Culture innovante au Burkina : Les Sœurs du monastère de Koubri récoltent leurs premiers ananas
A une trentaine de kilomètres de Ouagadougou, un projet agricole mené par les sœurs du Monastère de Koubri vient de porter ses premiers fruits, littéralement. Grâce à leur détermination et à un partenariat stratégique avec la Ferme Djoda, elles ont réalisé leur première récolte d’ananas, marquant une étape prometteuse dans la diversification agricole au Burkina Faso.
Après une année de travail minutieux, 150 kg d’ananas ont été réalisés sur une centaine de plants. Une quantité modeste, mais qui représente un symbole fort de persévérance et d’innovation pour cette communauté religieuse. Ce projet agricole, lancé en 2023, est l’aboutissement d’un accompagnement technique fourni par la Ferme Djoda, pionnière dans la culture de l’ananas au Burkina Faso.

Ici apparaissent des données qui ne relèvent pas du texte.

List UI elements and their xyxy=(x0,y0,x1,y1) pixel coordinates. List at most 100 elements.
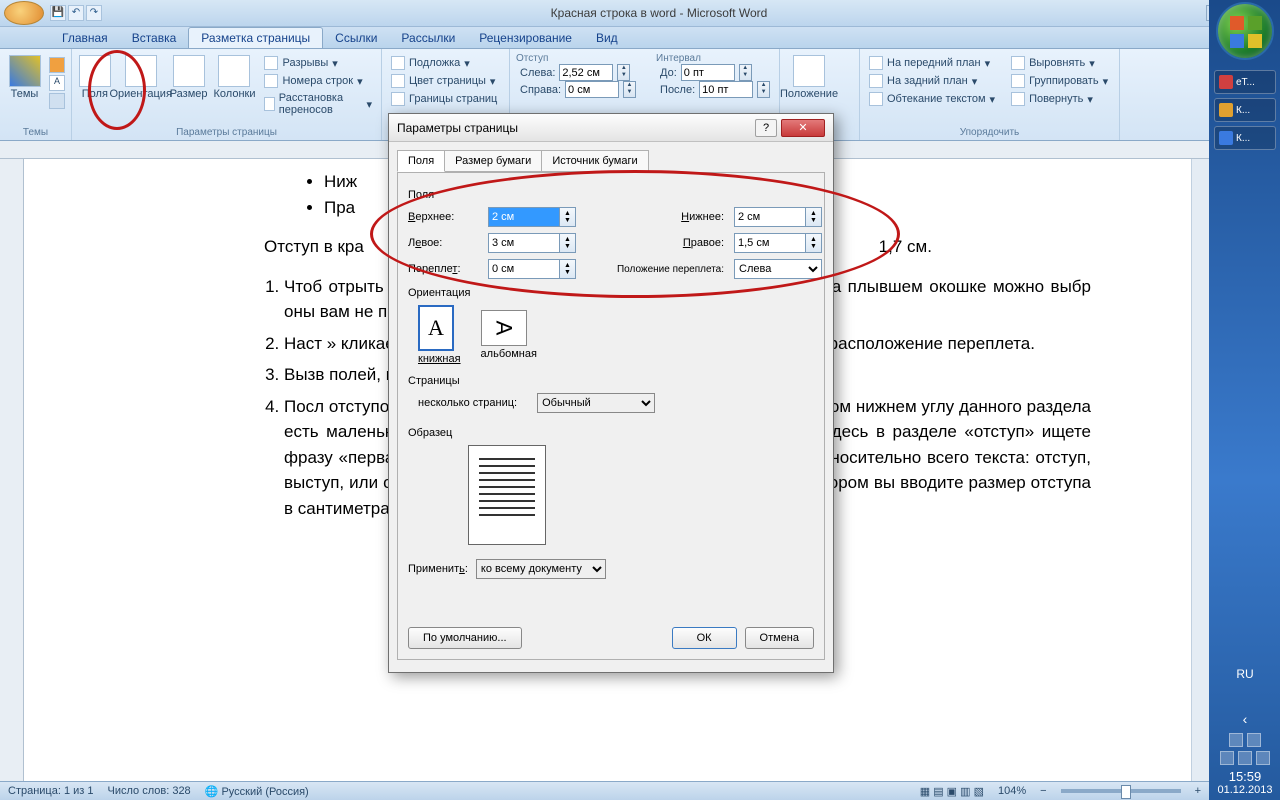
theme-effects-icon[interactable] xyxy=(49,93,65,109)
left-margin-input[interactable] xyxy=(488,233,560,253)
taskbar-app[interactable]: К... xyxy=(1214,126,1276,150)
zoom-level[interactable]: 104% xyxy=(998,785,1026,797)
vertical-scrollbar[interactable] xyxy=(1191,159,1209,781)
align-button[interactable]: Выровнять ▾ xyxy=(1008,55,1111,71)
size-button[interactable]: Размер xyxy=(170,51,208,100)
group-themes-label: Темы xyxy=(0,127,71,138)
columns-button[interactable]: Колонки xyxy=(214,51,256,100)
gutter-input[interactable] xyxy=(488,259,560,279)
start-button[interactable] xyxy=(1216,2,1274,60)
bottom-margin-label: Нижнее: xyxy=(594,211,724,223)
tray-icon[interactable] xyxy=(1256,751,1270,765)
title-bar: 💾 ↶ ↷ Красная строка в word - Microsoft … xyxy=(0,0,1280,27)
left-margin-label: Левое: xyxy=(408,237,478,249)
indent-title: Отступ xyxy=(516,53,636,64)
show-hidden-icon[interactable]: ‹ xyxy=(1216,711,1274,727)
section-margins-label: Поля xyxy=(408,189,814,201)
spacing-after-input[interactable] xyxy=(699,81,753,98)
quick-access-toolbar: 💾 ↶ ↷ xyxy=(50,5,102,21)
watermark-button[interactable]: Подложка ▾ xyxy=(388,55,503,71)
multi-pages-select[interactable]: Обычный xyxy=(537,393,655,413)
position-button[interactable]: Положение xyxy=(786,51,832,100)
taskbar-app[interactable]: еТ... xyxy=(1214,70,1276,94)
status-bar: Страница: 1 из 1 Число слов: 328 🌐 Русск… xyxy=(0,781,1209,800)
spinner-icon[interactable]: ▲▼ xyxy=(560,259,576,279)
spinner-icon[interactable]: ▲▼ xyxy=(560,233,576,253)
spinner-icon[interactable]: ▲▼ xyxy=(806,233,822,253)
taskbar-app[interactable]: К... xyxy=(1214,98,1276,122)
gutter-pos-select[interactable]: Слева xyxy=(734,259,822,279)
rotate-button[interactable]: Повернуть ▾ xyxy=(1008,91,1111,107)
tab-view[interactable]: Вид xyxy=(584,28,630,48)
dialog-help-button[interactable]: ? xyxy=(755,119,777,137)
default-button[interactable]: По умолчанию... xyxy=(408,627,522,649)
status-words[interactable]: Число слов: 328 xyxy=(108,785,191,797)
send-back-button[interactable]: На задний план ▾ xyxy=(866,73,998,89)
tab-mailings[interactable]: Рассылки xyxy=(389,28,467,48)
bring-front-button[interactable]: На передний план ▾ xyxy=(866,55,998,71)
hyphenation-button[interactable]: Расстановка переносов ▾ xyxy=(261,91,375,117)
tab-review[interactable]: Рецензирование xyxy=(467,28,584,48)
section-preview-label: Образец xyxy=(408,427,814,439)
spinner-icon[interactable]: ▲▼ xyxy=(806,207,822,227)
dialog-tab-paper[interactable]: Размер бумаги xyxy=(444,150,542,172)
zoom-in-button[interactable]: + xyxy=(1195,785,1201,797)
status-page[interactable]: Страница: 1 из 1 xyxy=(8,785,94,797)
group-arrange-label: Упорядочить xyxy=(860,127,1119,138)
right-margin-input[interactable] xyxy=(734,233,806,253)
line-numbers-button[interactable]: Номера строк ▾ xyxy=(261,73,375,89)
zoom-slider[interactable] xyxy=(1061,789,1181,793)
portrait-option[interactable]: A книжная xyxy=(418,305,461,365)
text-wrap-button[interactable]: Обтекание текстом ▾ xyxy=(866,91,998,107)
redo-icon[interactable]: ↷ xyxy=(86,5,102,21)
tray-icon[interactable] xyxy=(1238,751,1252,765)
window-title: Красная строка в word - Microsoft Word xyxy=(112,6,1206,20)
undo-icon[interactable]: ↶ xyxy=(68,5,84,21)
apply-to-select[interactable]: ко всему документу xyxy=(476,559,606,579)
zoom-out-button[interactable]: − xyxy=(1040,785,1046,797)
margins-button[interactable]: Поля xyxy=(78,51,112,100)
page-color-button[interactable]: Цвет страницы ▾ xyxy=(388,73,503,89)
themes-button[interactable]: Темы xyxy=(6,51,43,100)
view-buttons[interactable]: ▦ ▤ ▣ ▥ ▧ xyxy=(920,785,984,798)
system-tray[interactable]: RU ‹ 15:59 01.12.2013 xyxy=(1216,667,1274,796)
tray-icon[interactable] xyxy=(1229,733,1243,747)
tray-icon[interactable] xyxy=(1247,733,1261,747)
theme-colors-icon[interactable] xyxy=(49,57,65,73)
lang-indicator[interactable]: RU xyxy=(1216,667,1274,681)
page-borders-button[interactable]: Границы страниц xyxy=(388,91,503,107)
dialog-title: Параметры страницы xyxy=(397,121,518,135)
spinner-icon[interactable]: ▲▼ xyxy=(560,207,576,227)
dialog-tab-margins[interactable]: Поля xyxy=(397,150,445,172)
indent-right-input[interactable] xyxy=(565,81,619,98)
tab-insert[interactable]: Вставка xyxy=(120,28,189,48)
orientation-button[interactable]: Ориентация xyxy=(118,51,164,100)
tab-references[interactable]: Ссылки xyxy=(323,28,389,48)
clock[interactable]: 15:59 xyxy=(1216,769,1274,784)
tab-page-layout[interactable]: Разметка страницы xyxy=(188,27,323,48)
dialog-tab-source[interactable]: Источник бумаги xyxy=(541,150,648,172)
cancel-button[interactable]: Отмена xyxy=(745,627,814,649)
save-icon[interactable]: 💾 xyxy=(50,5,66,21)
dialog-close-button[interactable]: ✕ xyxy=(781,119,825,137)
tray-icon[interactable] xyxy=(1220,751,1234,765)
ribbon-tabs: Главная Вставка Разметка страницы Ссылки… xyxy=(0,27,1280,49)
spacing-before-input[interactable] xyxy=(681,64,735,81)
bottom-margin-input[interactable] xyxy=(734,207,806,227)
group-page-setup-label: Параметры страницы xyxy=(72,127,381,138)
doc-text: 1,7 см. xyxy=(879,237,932,256)
status-lang[interactable]: 🌐 Русский (Россия) xyxy=(205,785,309,798)
breaks-button[interactable]: Разрывы ▾ xyxy=(261,55,375,71)
office-button[interactable] xyxy=(4,1,44,25)
group-button[interactable]: Группировать ▾ xyxy=(1008,73,1111,89)
landscape-option[interactable]: A альбомная xyxy=(481,305,537,365)
tab-home[interactable]: Главная xyxy=(50,28,120,48)
top-margin-input[interactable] xyxy=(488,207,560,227)
vertical-ruler[interactable] xyxy=(0,159,24,781)
doc-text: Отступ в кра xyxy=(264,237,364,256)
preview-box xyxy=(468,445,546,545)
theme-fonts-icon[interactable]: A xyxy=(49,75,65,91)
date[interactable]: 01.12.2013 xyxy=(1216,784,1274,796)
ok-button[interactable]: ОК xyxy=(672,627,737,649)
indent-left-input[interactable] xyxy=(559,64,613,81)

Sous l’encadrement de spécialistes, les sœurs ont appris les techniques de plantation, d’entretien et de gestion des cultures adaptées aux conditions climatiques du pays. « Nous sommes fiers des progrès réalisés par le Monastère de Koubri. Ce projet prouve que les communautés locales peuvent accomplir des choses extraordinaires lorsqu’elles bénéficient d’un encadrement adéquat et démontrer une réelle détermination », déclare Oumarou Compaoré, promoteur de la Ferme Djoda.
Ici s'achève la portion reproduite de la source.